Artfinder founder Jonas Almgren
BQ takes a look at some of the UK’s most disruptive start-ups who are painting an entirely new picture of the art sector…
Over the years we’ve seen even the most traditional of industries be transformed by the emergence of new technologies.
From the rise of Uber transforming the taxi industry to the development of smart cow bells changing the way farmers monitor their livestock, tech disruption is evident in all industries, whether welcome or not.
One of the industries which, as many purveyors will tell you, has been quite stubborn to embrace new technologies, has been the art sector.
Over the years, the creative industries have been transformed by new innovations however the art sector has taken longer than many of its counterparts to embrace new technology.
But, as we’ve seen with many other industries, there is only so long you can go before it catches up with you and you can’t escape it.
Whether it’s the creation of art itself, the displaying of it, or the selling of it, almost every aspect of the industry is now being transformed by tech, and the UK is leading the revolution.
We take a look at five of the most disruptive start-ups who are leading the charge…
Artfinder is the first of the companies on our list. Founded by Swedish entrepreneur Jonas Almgren, the London-based company is transforming the way independent artists market and sell their work.
The online platform does this by connecting buyers with independent artists around the world.
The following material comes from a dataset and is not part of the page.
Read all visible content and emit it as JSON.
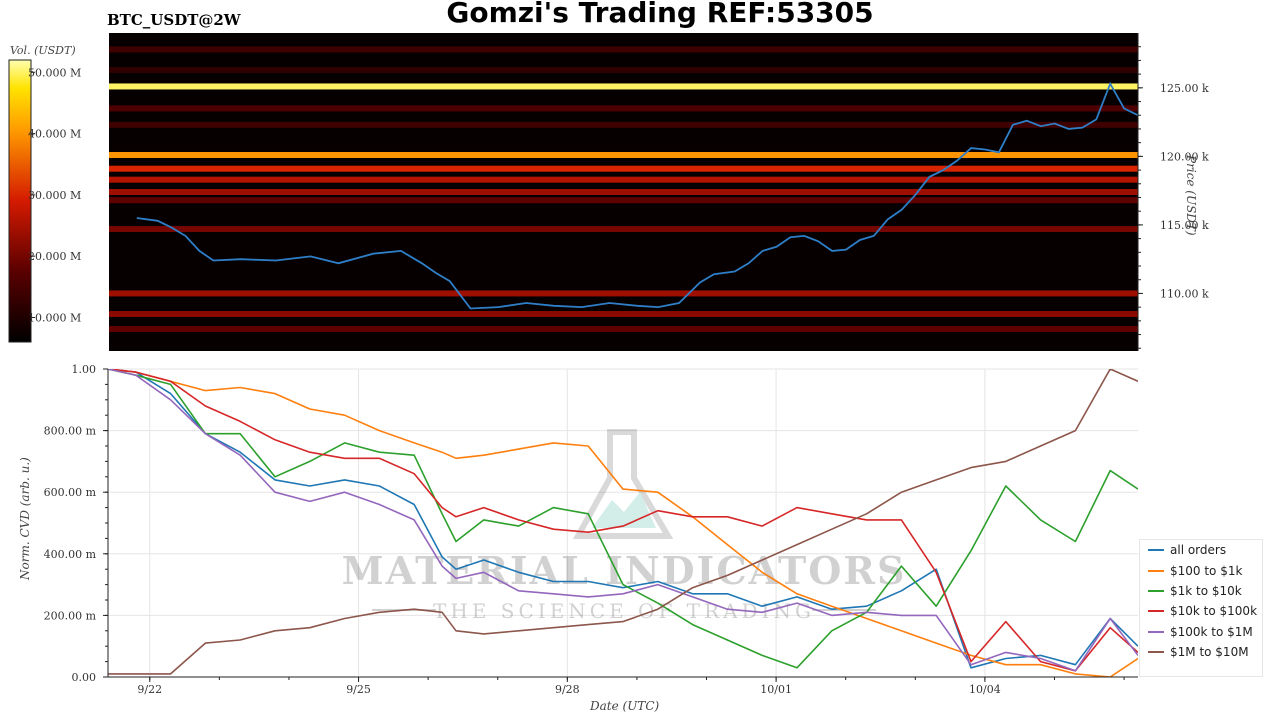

Every single piece is original and signed by the artist, carrying its own unique story.
Almgren founded Artfinder due to the fact that artists exist everywhere - as do buyers. Artfinder helps connect people with art which previously, they may never have stumbled upon.
Born from the desire to help the creative industry to be more efficient with their resources, Vastari is changing the way the sector connects and collaborates.
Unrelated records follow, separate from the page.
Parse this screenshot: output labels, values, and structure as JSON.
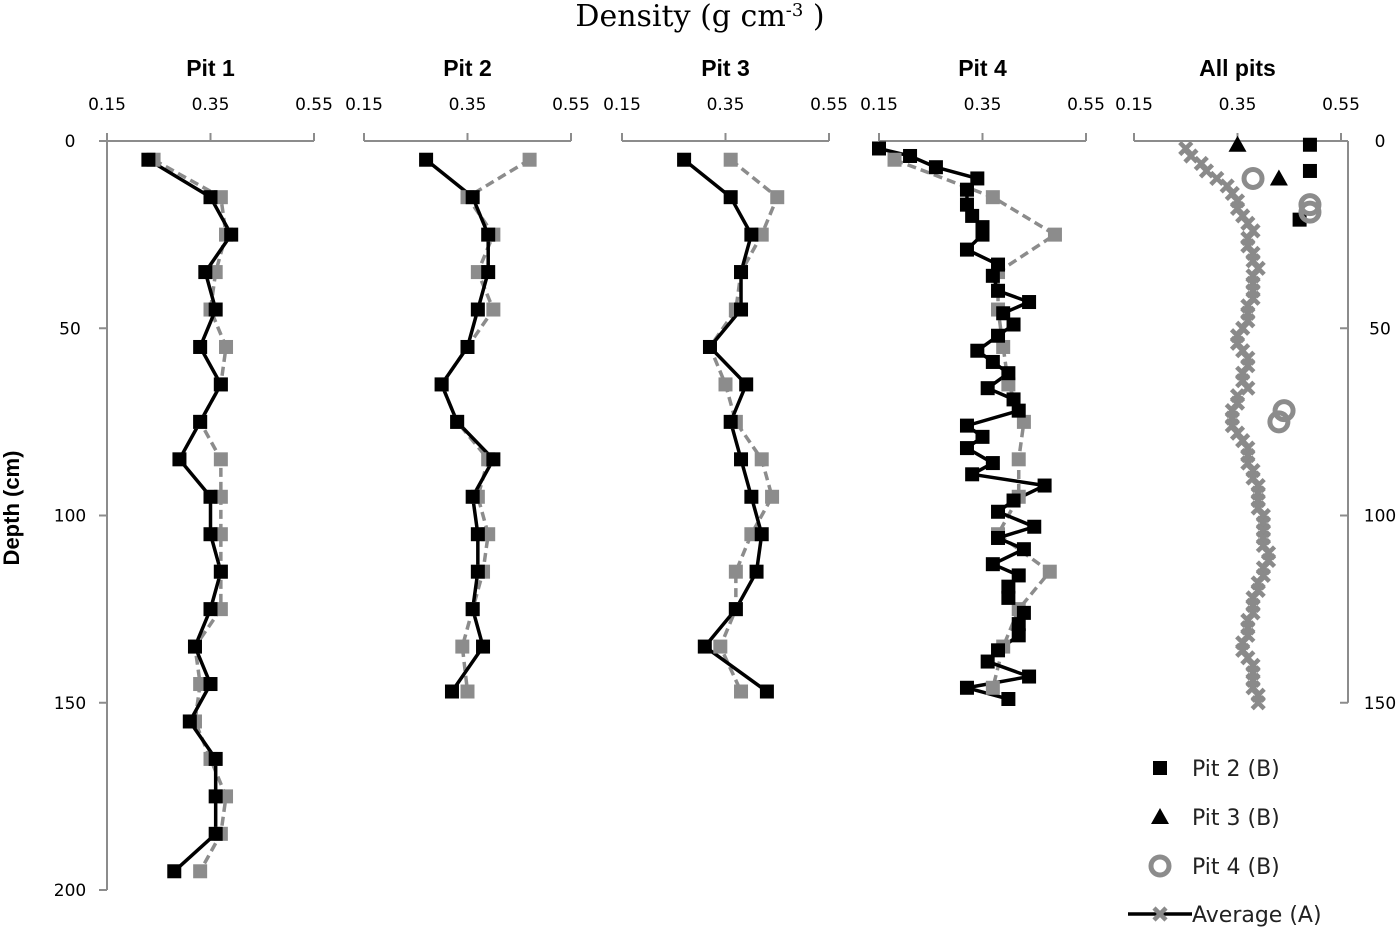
{
  "chart_data": {
    "type": "line",
    "title": "Density (g cm",
    "title_sup": "-3",
    "title_end": " )",
    "ylabel": "Depth (cm)",
    "y_ticks": [
      "0",
      "50",
      "100",
      "150",
      "200"
    ],
    "y_ticks_right": [
      "0",
      "50",
      "100",
      "150"
    ],
    "x_ticks": [
      "0.15",
      "0.35",
      "0.55"
    ],
    "xlim": [
      0.15,
      0.55
    ],
    "colors": {
      "black": "#000000",
      "gray": "#8c8c8c",
      "avg": "#8a8a8a",
      "axis": "#8c8c8c"
    },
    "panels": [
      {
        "title": "Pit 1",
        "ylim": [
          0,
          200
        ],
        "series": [
          {
            "color": "black",
            "marker": "square",
            "dash": false,
            "depth": [
              5,
              15,
              25,
              35,
              45,
              55,
              65,
              75,
              85,
              95,
              105,
              115,
              125,
              135,
              145,
              155,
              165,
              175,
              185,
              195
            ],
            "density": [
              0.23,
              0.35,
              0.39,
              0.34,
              0.36,
              0.33,
              0.37,
              0.33,
              0.29,
              0.35,
              0.35,
              0.37,
              0.35,
              0.32,
              0.35,
              0.31,
              0.36,
              0.36,
              0.36,
              0.28
            ]
          },
          {
            "color": "gray",
            "marker": "square",
            "dash": true,
            "depth": [
              5,
              15,
              25,
              35,
              45,
              55,
              65,
              75,
              85,
              95,
              105,
              115,
              125,
              135,
              145,
              155,
              165,
              175,
              185,
              195
            ],
            "density": [
              0.24,
              0.37,
              0.38,
              0.36,
              0.35,
              0.38,
              0.37,
              0.33,
              0.37,
              0.37,
              0.37,
              0.37,
              0.37,
              0.32,
              0.33,
              0.32,
              0.35,
              0.38,
              0.37,
              0.33
            ]
          }
        ]
      },
      {
        "title": "Pit 2",
        "ylim": [
          0,
          150
        ],
        "series": [
          {
            "color": "black",
            "marker": "square",
            "dash": false,
            "depth": [
              5,
              15,
              25,
              35,
              45,
              55,
              65,
              75,
              85,
              95,
              105,
              115,
              125,
              135,
              147
            ],
            "density": [
              0.27,
              0.36,
              0.39,
              0.39,
              0.37,
              0.35,
              0.3,
              0.33,
              0.4,
              0.36,
              0.37,
              0.37,
              0.36,
              0.38,
              0.32
            ]
          },
          {
            "color": "gray",
            "marker": "square",
            "dash": true,
            "depth": [
              5,
              15,
              25,
              35,
              45,
              55,
              65,
              75,
              85,
              95,
              105,
              115,
              125,
              135,
              147
            ],
            "density": [
              0.47,
              0.35,
              0.4,
              0.37,
              0.4,
              0.35,
              0.3,
              0.33,
              0.39,
              0.37,
              0.39,
              0.38,
              0.36,
              0.34,
              0.35
            ]
          }
        ]
      },
      {
        "title": "Pit 3",
        "ylim": [
          0,
          150
        ],
        "series": [
          {
            "color": "black",
            "marker": "square",
            "dash": false,
            "depth": [
              5,
              15,
              25,
              35,
              45,
              55,
              65,
              75,
              85,
              95,
              105,
              115,
              125,
              135,
              147
            ],
            "density": [
              0.27,
              0.36,
              0.4,
              0.38,
              0.38,
              0.32,
              0.39,
              0.36,
              0.38,
              0.4,
              0.42,
              0.41,
              0.37,
              0.31,
              0.43
            ]
          },
          {
            "color": "gray",
            "marker": "square",
            "dash": true,
            "depth": [
              5,
              15,
              25,
              35,
              45,
              55,
              65,
              75,
              85,
              95,
              105,
              115,
              125,
              135,
              147
            ],
            "density": [
              0.36,
              0.45,
              0.42,
              0.38,
              0.37,
              0.32,
              0.35,
              0.37,
              0.42,
              0.44,
              0.4,
              0.37,
              0.37,
              0.34,
              0.38
            ]
          }
        ]
      },
      {
        "title": "Pit 4",
        "ylim": [
          0,
          150
        ],
        "series": [
          {
            "color": "black",
            "marker": "square",
            "dash": false,
            "depth": [
              2,
              4,
              7,
              10,
              13,
              17,
              20,
              23,
              25,
              29,
              33,
              36,
              40,
              43,
              46,
              49,
              52,
              56,
              59,
              62,
              66,
              69,
              72,
              76,
              79,
              82,
              86,
              89,
              92,
              96,
              99,
              103,
              106,
              109,
              113,
              116,
              119,
              122,
              126,
              129,
              132,
              136,
              139,
              143,
              146,
              149
            ],
            "density": [
              0.15,
              0.21,
              0.26,
              0.34,
              0.32,
              0.32,
              0.33,
              0.35,
              0.35,
              0.32,
              0.38,
              0.37,
              0.38,
              0.44,
              0.39,
              0.41,
              0.38,
              0.34,
              0.37,
              0.4,
              0.36,
              0.41,
              0.42,
              0.32,
              0.35,
              0.32,
              0.37,
              0.33,
              0.47,
              0.41,
              0.38,
              0.45,
              0.38,
              0.43,
              0.37,
              0.42,
              0.4,
              0.4,
              0.43,
              0.42,
              0.42,
              0.38,
              0.36,
              0.44,
              0.32,
              0.4
            ]
          },
          {
            "color": "gray",
            "marker": "square",
            "dash": true,
            "depth": [
              5,
              15,
              25,
              35,
              45,
              55,
              65,
              75,
              85,
              95,
              105,
              115,
              125,
              135,
              146
            ],
            "density": [
              0.18,
              0.37,
              0.49,
              0.38,
              0.38,
              0.39,
              0.4,
              0.43,
              0.42,
              0.42,
              0.38,
              0.48,
              0.42,
              0.39,
              0.37
            ]
          }
        ]
      },
      {
        "title": "All pits",
        "ylim": [
          0,
          150
        ],
        "series": [
          {
            "name": "Average (A)",
            "color": "avg",
            "marker": "x",
            "dash": false,
            "depth": [
              2,
              4,
              6,
              8,
              10,
              12,
              14,
              16,
              18,
              20,
              22,
              24,
              26,
              28,
              30,
              32,
              34,
              36,
              38,
              40,
              42,
              44,
              46,
              48,
              50,
              52,
              54,
              56,
              58,
              60,
              62,
              64,
              66,
              68,
              70,
              72,
              74,
              76,
              78,
              80,
              82,
              84,
              86,
              88,
              90,
              92,
              94,
              96,
              98,
              100,
              102,
              104,
              106,
              108,
              110,
              112,
              114,
              116,
              118,
              120,
              122,
              124,
              126,
              128,
              130,
              132,
              134,
              136,
              138,
              140,
              142,
              144,
              146,
              148,
              150
            ],
            "density": [
              0.25,
              0.26,
              0.28,
              0.29,
              0.31,
              0.33,
              0.34,
              0.35,
              0.35,
              0.36,
              0.37,
              0.38,
              0.37,
              0.37,
              0.38,
              0.38,
              0.39,
              0.38,
              0.38,
              0.38,
              0.38,
              0.37,
              0.37,
              0.37,
              0.36,
              0.35,
              0.35,
              0.36,
              0.37,
              0.37,
              0.36,
              0.36,
              0.37,
              0.35,
              0.35,
              0.34,
              0.34,
              0.34,
              0.35,
              0.36,
              0.37,
              0.37,
              0.37,
              0.38,
              0.38,
              0.39,
              0.39,
              0.39,
              0.39,
              0.4,
              0.4,
              0.4,
              0.4,
              0.4,
              0.41,
              0.41,
              0.4,
              0.4,
              0.39,
              0.39,
              0.38,
              0.38,
              0.38,
              0.37,
              0.37,
              0.37,
              0.36,
              0.36,
              0.37,
              0.38,
              0.38,
              0.38,
              0.38,
              0.39,
              0.39
            ]
          },
          {
            "name": "Pit 2 (B)",
            "color": "black",
            "marker": "square",
            "dash": null,
            "depth": [
              1,
              8,
              21
            ],
            "density": [
              0.49,
              0.49,
              0.47
            ]
          },
          {
            "name": "Pit 3 (B)",
            "color": "black",
            "marker": "triangle",
            "dash": null,
            "depth": [
              1,
              10
            ],
            "density": [
              0.35,
              0.43
            ]
          },
          {
            "name": "Pit 4 (B)",
            "color": "gray",
            "marker": "circle",
            "dash": null,
            "depth": [
              10,
              17,
              19,
              72,
              75
            ],
            "density": [
              0.38,
              0.49,
              0.49,
              0.44,
              0.43
            ]
          }
        ]
      }
    ],
    "legend": [
      {
        "label": "Pit 2 (B)",
        "color": "black",
        "marker": "square"
      },
      {
        "label": "Pit 3 (B)",
        "color": "black",
        "marker": "triangle"
      },
      {
        "label": "Pit 4 (B)",
        "color": "gray",
        "marker": "circle"
      },
      {
        "label": "Average (A)",
        "color": "avg",
        "marker": "x-line"
      }
    ]
  }
}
A graduate of the Microsoft Ventures Accelerator Programme, the company allows private collectors to upload their objects to a secure online database and remain anonymous.
Registered and verified museums have access to this database and can search through it for works relevant to future exhibitions, connecting them with art they may have never previously had access to.
Founded in 2012, the company has since closed a number of major fundraising rounds led by private investors and now has access to over 500,000 works and boasts around 900 registered museums from across the globe.
The founders of Rise Art, a self-confessed bunch of art fanatics and digital evangelists, launched the business in a bid to use the internet to help people get great art into their lives.
Its online platform provides users with a fun quiz which then helps them discover art they love. Its curators then select original works from up and coming and established artists tailored to their interests.
However, unlike most other platforms, Rise Art doesn’t just give users the ability to buy unique pieces of art, but it also gives them the option to rent, helping people collect art without the risk whilst supporting independent artists.
Finally, we have Sedition, probably the most disruptive of the five.
Whereas most of the afore mentioned start-ups are working with artists and their sought-after pieces of physical art, Sedition is doing the same, but online.
The platform provides buyers with an opportunity to collect and enjoy limited edition artworks, which have been exclusively created by the world’s greatest contemporary artists, solely for online use.
Sedition securely stores your collection, so you can access it anytime, anywhere, on any screen, across your devices. It offers a whole new world of digital art, right at your fingertips, and lets you create your own art collection without needing physical space.